Liebe in den Zeiten der Krise. Es ist Weihnachten, und keiner mag kaufen. Es ist bald ein neues Jahr, und alle haben Angst. Dem müssen wir etwas entgegensetzen, das Hoffnung gibt, scheinen sich die Schweizer gedacht zu haben, und versuchen mit vier Ausstellungen, dem sinnsuchenden Menschen Halt zu geben.

"Du musst doch gar keinen Begriff haben, wie überwältigend es ist, dich zu lieben und von Dir geliebt zu sein.
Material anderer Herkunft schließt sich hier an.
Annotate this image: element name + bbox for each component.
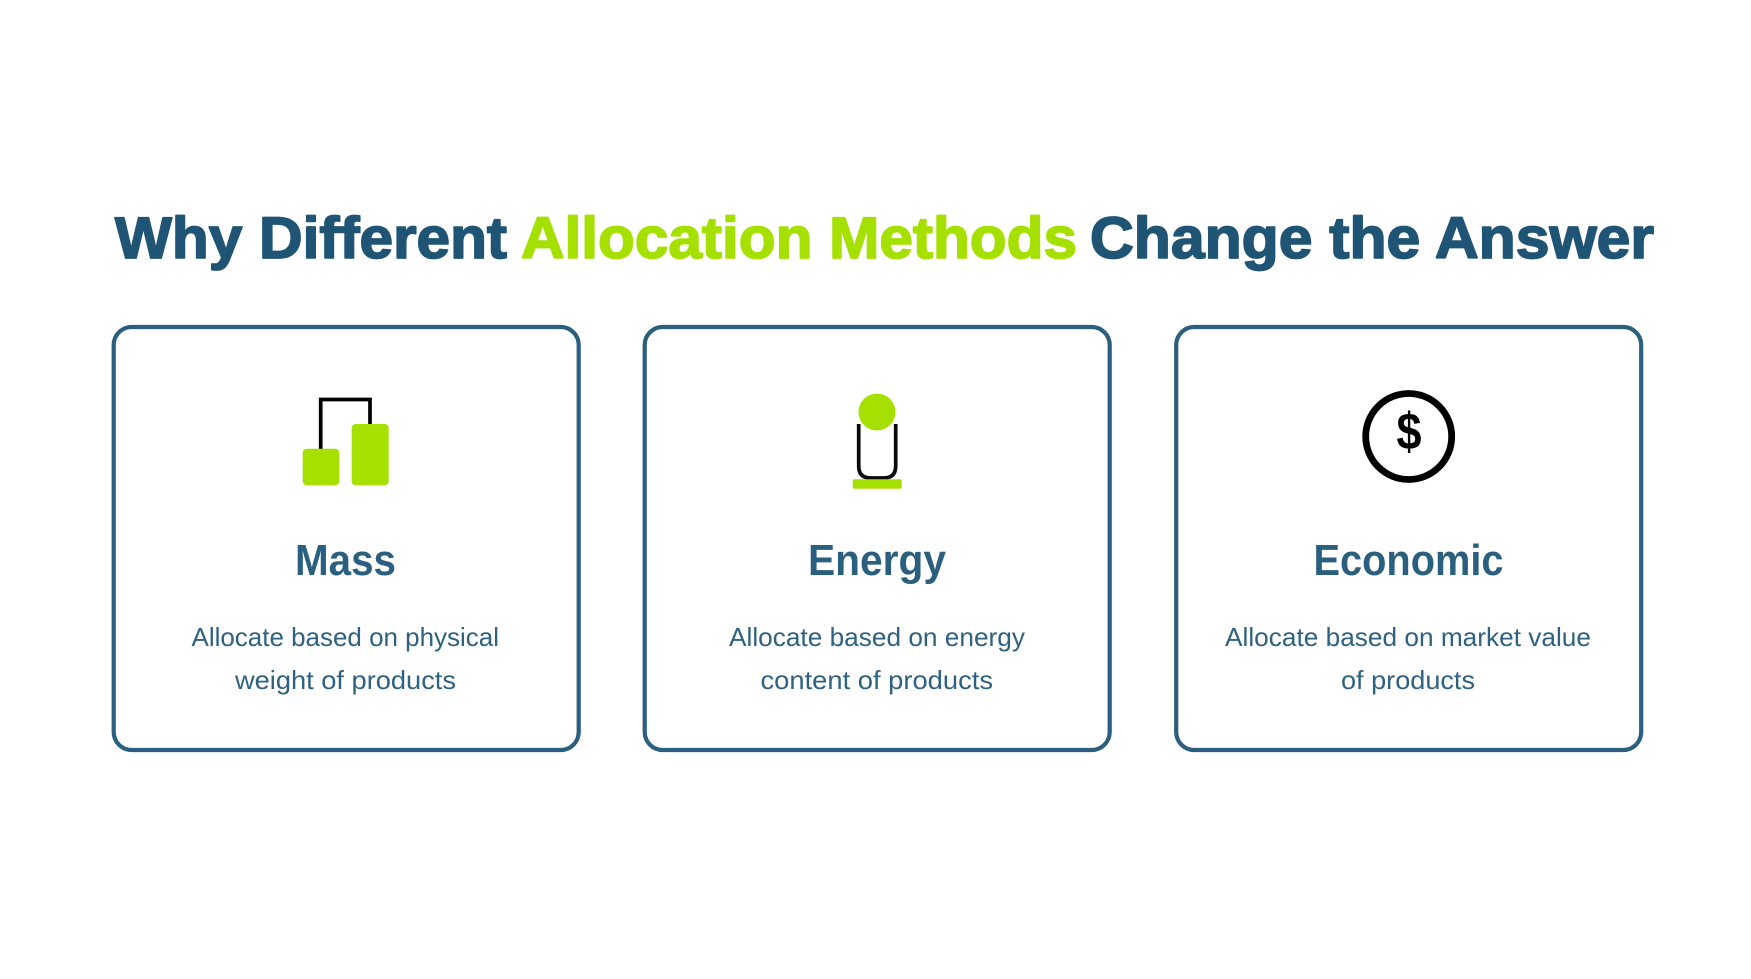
- panel: economic: [1176, 327, 1641, 750]
- icon: energy bulb: [853, 394, 902, 489]
- description: mass: weight of products: [234, 665, 456, 695]
- description: energy: [729, 622, 1025, 695]
- description: energy: Allocate based on energy: [729, 622, 1025, 652]
- card outline: energy: [645, 327, 1110, 750]
- card outline: economic: [1176, 327, 1641, 750]
- heading: mass: Mass: [295, 536, 396, 585]
- heading: energy: Energy: [808, 536, 946, 585]
- description: economic: Allocate based on market value: [1225, 622, 1591, 652]
- icon: dollar coin: [1366, 394, 1452, 480]
- title: Why Different: [115, 206, 507, 271]
- title: Change the Answer: [1090, 206, 1654, 271]
- description: mass: [192, 622, 499, 695]
- heading: economic: Economic: [1314, 536, 1504, 585]
- title: [115, 206, 1654, 271]
- icon: balance blocks: [303, 400, 389, 485]
- title: Allocation Methods: [521, 206, 1077, 271]
- description: mass: Allocate based on physical: [192, 622, 499, 652]
- description: economic: of products: [1341, 665, 1475, 695]
- panel: energy: [645, 327, 1110, 750]
- icon: dollar coin: $: [1396, 403, 1422, 461]
- description: economic: [1225, 622, 1591, 695]
- description: energy: content of products: [760, 665, 993, 695]
- card outline: mass: [114, 327, 579, 750]
- panel: mass: [114, 327, 579, 750]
Jedesmal, wenn ich deinen Brief in meiner Tasche rascheln höre, rollt ein siebenfaches polterndes Echo in meinem Herzen nach." Schreibt 1891 Ricarda an Richard Huch. Zeilen, nur für einen Menschen bestimmt, nun zugänglich für jeden. Innige, entblößende und entblödende Briefe im Züricher Museum Strauhof, hormonschwangere Zeilen vom 14. Jahrhundert bis in die Neuzeit, von Kafka, Goethe, Klopstock. Anlässe, sich über die unglaubliche Indiskretion zu wundern und zu denken: Ich muss unbedingt mein Tagebuch verbrennen.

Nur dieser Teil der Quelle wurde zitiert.